DON’T: Trust that someone else’s dope will work for you. Every person’s eye, cheek weld, body tension level, trigger squeeze is different. You’ve got to verify the zero as well as the ballistic data on a rifle before you hunt with it.
DO: Always hunt with a spotter. No matter how good you are, never take long shots without an experienced buddy spotting for you. He’ll read the wind, give you heads up on any changing conditions, and call your impact and correction for a follow-up shot, if necessary.
DON’T: Shoot without permission. Make sure your spotter has his eye in the scope and is expecting you to shoot. A quiet “Ready” or “Send it” from the spotter will give you the green light. Establish communication protocol during practice sessions, so you both know what to expect.
DO: Get a perfect range reading. Often it’s very hard to get the exact range to your quarry. Laser nearby rocks, trees, and other animals to verify your read to your target. Even a 20-yard misread at an extended distance can mean the difference between a hit and a miss.
DON’T: Shoot in high wind. Even if you’re really good at reading wind, be very cautious about sending a shot at an animal through it. Try this: next time you experience 20-plus mph gusty wind conditions, go out shooting. If you can hit a 12-inch deer-sized vital area every shot at, say, 750 yards, you belong on an Olympic shooting team, not hunting deer.
DO: Be aware of your projectile’s limitations. For example, the 6.5mm 143-grain Hornady ELD-X bullet (one of my favorites) is advertised to expand at velocities down to around 1,800 fps. Shot from a 6.5 Creedmoor at my home elevation of 6400 feet, that occurs somewhere between 800 and 900 yards. Beyond that, the bullet won’t open reliably or kill cleanly.
DON’T: Take a chancy shot just because it “might work”. There are no excuses for taking shots that are too far or too windy or a bad angle or anything else of that nature, just because there is a chance it will work out and you will have awesome bragging rights. That kind of behavior is unethical.
DO: Get perfectly steady. Establish the best position you possibly can before making the shot. If you can’t keep the crosshairs inside the vital zone, adjust your position until you can. Only then should you take the shot.
DON’T: Take your gun off an animal that drops in its tracks. If you’ve hit him high – just above the spine – he might drop like he was hit by a train, only to get up and march away when the shock wears off. Keep your crosshairs on the animal until you’re absolutely sure he’s dead.
DO: Turn your scope DOWN. That’s right, I said down. Scopes with magnification big enough to read the morning paper from a half-mile away are all the rage. But for hunting, they are a handicap. Out to 500 yards, nine or ten power is ideal and will enable you to spot your impact; assuming you do everything else right. Even at 800-plus yards, anything over 18 power is too much. Spotting your hit, and keeping the animal in your scope to watch him drop or make a fast follow-up shot is far more important than counting his eyelashes.

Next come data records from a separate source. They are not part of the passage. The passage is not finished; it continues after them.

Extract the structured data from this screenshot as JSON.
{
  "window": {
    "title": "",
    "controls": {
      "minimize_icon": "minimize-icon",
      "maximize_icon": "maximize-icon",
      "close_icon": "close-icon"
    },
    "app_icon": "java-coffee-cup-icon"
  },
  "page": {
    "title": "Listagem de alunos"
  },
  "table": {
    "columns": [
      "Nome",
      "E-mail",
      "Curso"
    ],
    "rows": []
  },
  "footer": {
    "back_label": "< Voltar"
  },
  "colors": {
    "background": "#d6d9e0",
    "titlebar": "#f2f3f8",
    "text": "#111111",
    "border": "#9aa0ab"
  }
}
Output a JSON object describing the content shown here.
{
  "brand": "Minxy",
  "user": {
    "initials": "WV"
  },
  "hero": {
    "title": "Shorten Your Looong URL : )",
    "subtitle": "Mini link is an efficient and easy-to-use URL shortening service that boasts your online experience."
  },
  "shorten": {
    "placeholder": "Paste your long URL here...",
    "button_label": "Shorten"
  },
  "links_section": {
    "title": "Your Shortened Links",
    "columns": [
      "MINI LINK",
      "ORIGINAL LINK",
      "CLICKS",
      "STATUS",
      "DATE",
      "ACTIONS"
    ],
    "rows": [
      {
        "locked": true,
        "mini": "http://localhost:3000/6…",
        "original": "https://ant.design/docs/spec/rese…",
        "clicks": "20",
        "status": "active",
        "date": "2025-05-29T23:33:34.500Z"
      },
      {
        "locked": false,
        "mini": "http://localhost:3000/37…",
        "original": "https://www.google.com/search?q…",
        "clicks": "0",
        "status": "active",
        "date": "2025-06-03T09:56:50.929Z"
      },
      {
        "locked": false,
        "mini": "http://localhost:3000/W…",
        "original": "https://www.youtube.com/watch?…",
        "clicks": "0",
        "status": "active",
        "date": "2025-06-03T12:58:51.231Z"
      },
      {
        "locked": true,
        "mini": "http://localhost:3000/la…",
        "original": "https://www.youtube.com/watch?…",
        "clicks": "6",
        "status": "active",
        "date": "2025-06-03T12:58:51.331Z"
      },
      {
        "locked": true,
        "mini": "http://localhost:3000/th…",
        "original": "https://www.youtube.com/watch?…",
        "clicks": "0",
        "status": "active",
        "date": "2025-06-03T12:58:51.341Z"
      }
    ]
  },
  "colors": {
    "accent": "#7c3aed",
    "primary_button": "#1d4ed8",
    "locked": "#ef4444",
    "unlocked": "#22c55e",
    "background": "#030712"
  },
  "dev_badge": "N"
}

Early in this article, I stated that “600 yards is the new 300”. With the right equipment, training, and experience, it’s true. That said, six-hundred is, in my opinion, the maximum distance most well-trained hunters should shoot at living animals – just as 300 used to be. Most hunters simply don’t have the ability to put every shot into the vitals beyond that, even with extensive practice. To my point, consider this; I shoot and hunt for a living. I believe I could – with the right rifle – cleanly harvest an animal beyond 600 yards. But I still try to get close, and to date, my furthest shot on an animal was exactly 586 yards.